İbn Abbas(r.a) şöyle dedi:

Resulullah(s.a.v), Akabe (taşlaması) sabahı bineğinin üzerindeyken: "Bana (taş) toplayıver!" dedi. Ben de (şehadet ve baş parmaklarla atılabilecek büyüklükte) ufak taşlardan onun için topladım. Avucuna koyduğum sırada: "İşte bunlar gibi. Dinde aşırılıktan sakının. Sizden öncekileri dinde aşırılıkları helak etmiştir" (Nesai, Hacc, 217, 5, 268).

Aişe(r.a) şöyle dedi:

"Resulullah(s.a.v) iki iş arasında muhayyer bırakılırsa, mutlaka en kolayını tercih ederdi. Yeter ki bu günah olmasın. Eğer bir iş günah idiyse, günaha karşı insanın en uzak duranı idi. Aleyhissalatu vesselam kendisi için hiç intikam aramadı. Ama Allah'ın bir haramı ihlal edilince o zaman Allah için intikam alırdı" (Buhari, Menakıb 234, Edeb 80, Hudud 10, 42; Müslim, Fezail 77, 2327; Muvatta, Husnü'l-Hulk 2, 2, 903; Ebu Davud, Edeb 5, 4785).
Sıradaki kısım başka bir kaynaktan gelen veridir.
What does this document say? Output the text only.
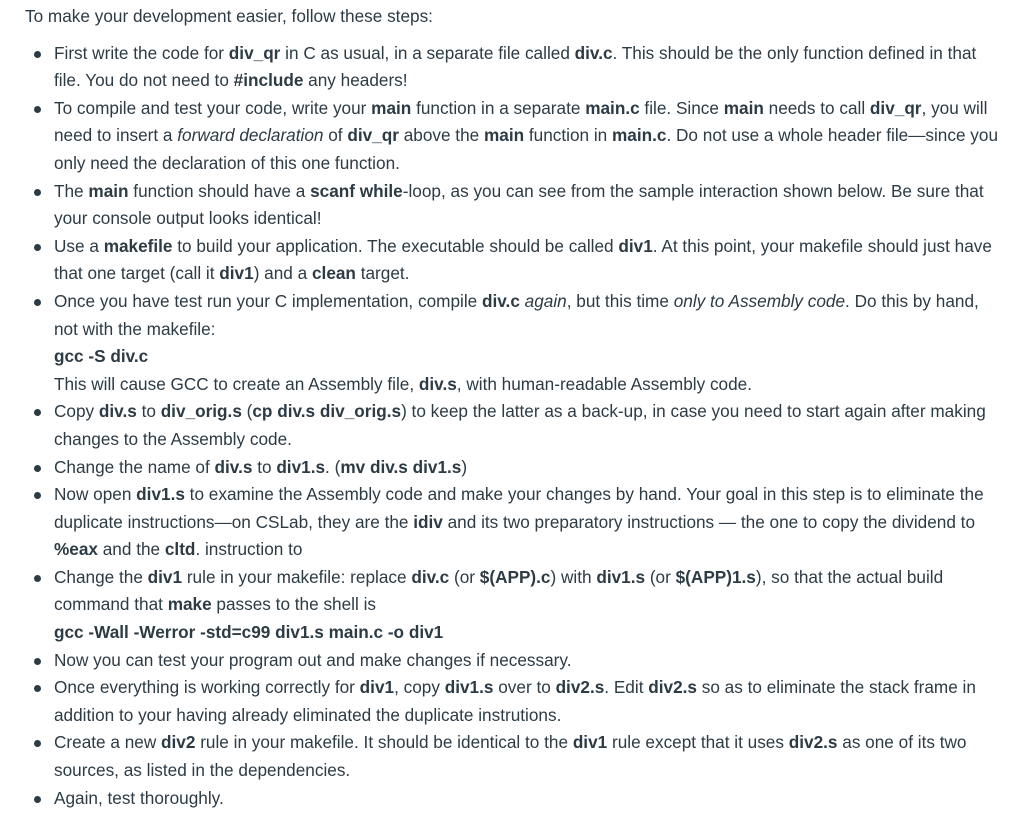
To make your development easier, follow these steps:

First write the code for div_qr in C as usual, in a separate file called div.c. This should be the only function defined in that file. You do not need to #include any headers!
To compile and test your code, write your main function in a separate main.c file. Since main needs to call div_qr, you will need to insert a forward declaration of div_qr above the main function in main.c. Do not use a whole header file—since you only need the declaration of this one function.
The main function should have a scanf while-loop, as you can see from the sample interaction shown below. Be sure that your console output looks identical!
Use a makefile to build your application. The executable should be called div1. At this point, your makefile should just have that one target (call it div1) and a clean target.
Once you have test run your C implementation, compile div.c again, but this time only to Assembly code. Do this by hand, not with the makefile:
gcc -S div.c
This will cause GCC to create an Assembly file, div.s, with human-readable Assembly code.
Copy div.s to div_orig.s (cp div.s div_orig.s) to keep the latter as a back-up, in case you need to start again after making changes to the Assembly code.
Change the name of div.s to div1.s. (mv div.s div1.s)
Now open div1.s to examine the Assembly code and make your changes by hand. Your goal in this step is to eliminate the duplicate instructions—on CSLab, they are the idiv and its two preparatory instructions — the one to copy the dividend to %eax and the cltd. instruction to
Change the div1 rule in your makefile: replace div.c (or $(APP).c) with div1.s (or $(APP)1.s), so that the actual build command that make passes to the shell is
gcc -Wall -Werror -std=c99 div1.s main.c -o div1
Now you can test your program out and make changes if necessary.
Once everything is working correctly for div1, copy div1.s over to div2.s. Edit div2.s so as to eliminate the stack frame in addition to your having already eliminated the duplicate instrutions.
Create a new div2 rule in your makefile. It should be identical to the div1 rule except that it uses div2.s as one of its two sources, as listed in the dependencies.
Again, test thoroughly.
Aişe(r.a) başka bir rivayetinde şöyle dedi:

Hz. Peygamber (sav)'ın bir hasırı vardı, geceleri perde yapıp gerisinde namaz kılardı, gündüzleri de yayıp üzerine otururdu. Halk da Resulullah(s.a.v)'ın yanına dönüp (gelip) aynen onun gibi namaz kılmaya başladılar. Sayı gittikçe arttı. Bunun üzerine Resulullah(s.a.v) onlara yönelerek şunu söyledi:

"Ey insanlar, takat getireceğiniz işleri yapın. Zira siz (dua etmekten) usanmadıkça Allah da sevap yazmaktan usanmaz. Allah'a en hoş gelen amel, az da olsa devamlı olanıdır."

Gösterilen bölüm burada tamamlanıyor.